“I am eager that the people should know how the Lord hath helped us hitherto. Yet we must not slacken our efforts; but taking up whatever burden God lays before us, work for the good and advantage of the community.”
And returning to ordinary conversation he gave in Dutch (so that the foreigners present could follow him) an exposition of the thought he had lately heard from the philosopher Leibnitz, and which had greatly struck him, “the rotation of sciences:” all science and art were born in the East and in Greece, thence they travelled to Italy, France, Germany, and lastly through Poland they came into Russia. “Now our turn has come; from us they will again return to Greece and to the East, their birthplace, completing a perfect circle in their wanderings. This Venus,” concluded Peter, lapsing into Russian, with a naïve declamatory eloquence, natural to him, “this Venus has come to us from there, from Greece. Our soil has been ploughed with the plough of Mars, and the seed has been scattered. We now await a good return which Thou, O Lord, vouchsafe unto us! May our harvest come soon and not like that of the date palm, whose fruit is never seen by those who plant it. May Venus the goddess of all that is loveable, domestic felicity, and national concord, ally herself to-day with Mars. May the union be for the glory of Russia.”
“Vivat, vivat, vivat, Peter the Great, the father of his country, the Emperor of all Russia!” shouted the guests raising their glasses of Hungarian wine. The Imperial title, announced publicly neither to Europe nor even to Russia, was accepted here in the circle of “Peter’s Eaglets.”
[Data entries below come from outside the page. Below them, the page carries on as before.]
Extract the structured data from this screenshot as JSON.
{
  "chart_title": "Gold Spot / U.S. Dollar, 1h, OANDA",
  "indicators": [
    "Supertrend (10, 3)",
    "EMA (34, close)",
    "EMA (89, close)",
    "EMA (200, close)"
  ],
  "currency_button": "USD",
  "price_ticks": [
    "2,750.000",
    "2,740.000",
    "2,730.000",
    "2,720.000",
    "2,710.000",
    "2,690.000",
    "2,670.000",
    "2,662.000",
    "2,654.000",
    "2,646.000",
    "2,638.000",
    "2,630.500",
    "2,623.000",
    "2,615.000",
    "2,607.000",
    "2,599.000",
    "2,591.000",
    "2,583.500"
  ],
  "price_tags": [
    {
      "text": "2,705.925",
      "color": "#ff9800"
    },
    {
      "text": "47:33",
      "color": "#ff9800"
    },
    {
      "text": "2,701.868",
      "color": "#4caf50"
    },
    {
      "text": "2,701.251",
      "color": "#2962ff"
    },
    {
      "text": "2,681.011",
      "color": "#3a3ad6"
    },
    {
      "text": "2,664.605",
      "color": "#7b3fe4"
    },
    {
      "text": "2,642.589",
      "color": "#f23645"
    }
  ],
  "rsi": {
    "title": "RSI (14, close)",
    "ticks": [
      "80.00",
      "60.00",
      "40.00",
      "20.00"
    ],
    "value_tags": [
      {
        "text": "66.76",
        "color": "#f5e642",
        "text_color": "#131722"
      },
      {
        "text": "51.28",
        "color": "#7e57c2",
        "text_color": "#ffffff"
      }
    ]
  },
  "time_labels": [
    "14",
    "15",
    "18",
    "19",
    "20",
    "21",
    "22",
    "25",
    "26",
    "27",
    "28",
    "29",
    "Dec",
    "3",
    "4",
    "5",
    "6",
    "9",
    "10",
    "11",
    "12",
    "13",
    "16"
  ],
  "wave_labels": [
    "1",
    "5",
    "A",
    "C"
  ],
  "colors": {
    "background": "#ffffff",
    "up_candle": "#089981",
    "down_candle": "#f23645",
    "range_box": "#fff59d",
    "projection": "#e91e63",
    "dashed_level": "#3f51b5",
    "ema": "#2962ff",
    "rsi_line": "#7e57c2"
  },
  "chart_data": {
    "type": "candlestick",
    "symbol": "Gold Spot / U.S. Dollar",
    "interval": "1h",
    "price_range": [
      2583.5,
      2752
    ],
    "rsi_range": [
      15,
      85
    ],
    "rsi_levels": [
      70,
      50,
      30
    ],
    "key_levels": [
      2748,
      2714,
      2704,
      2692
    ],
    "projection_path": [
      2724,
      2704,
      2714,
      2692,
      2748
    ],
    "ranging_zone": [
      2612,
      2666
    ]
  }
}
In the left wing of the gallery, the ladies’ pavilion, the tables had been pushed aside and dancing begun. The music of war trumpets, hautboys, and kettledrums of the Simeon and Preobrazhensky regiments, coming from behind the trees of the Summer Garden, softened by distance and perhaps by the charm of the goddess, sounded here at her feet, like the delicate flutes and violes d’amour of Cupid’s kingdom, where lambs graze on soft meadows and shepherds loosen the girdles of shepherdesses.
Peter Tolstoi, who was dancing in the minuet with Princess Tsherkassky, hummed in his mellow voice to the strains of the music:
’Tis time to cast thy bow away,
We all are, Cupid, in thy sway.
Thy golden love-awaking dart
Hath reached and wounded every heart.
And affectedly curtsying to the cavalier, as the rule of a minuet demanded, the pretty princess responded with the languid smile of a Chloe to the aged Daphnis. Meanwhile in the dark alleys, bowers, in all the secluded nooks of the Summer Garden, whispers, rustlings, kisses, sighs of love were heard; the goddess Venus had begun her reign in the Hyperborean Scythia.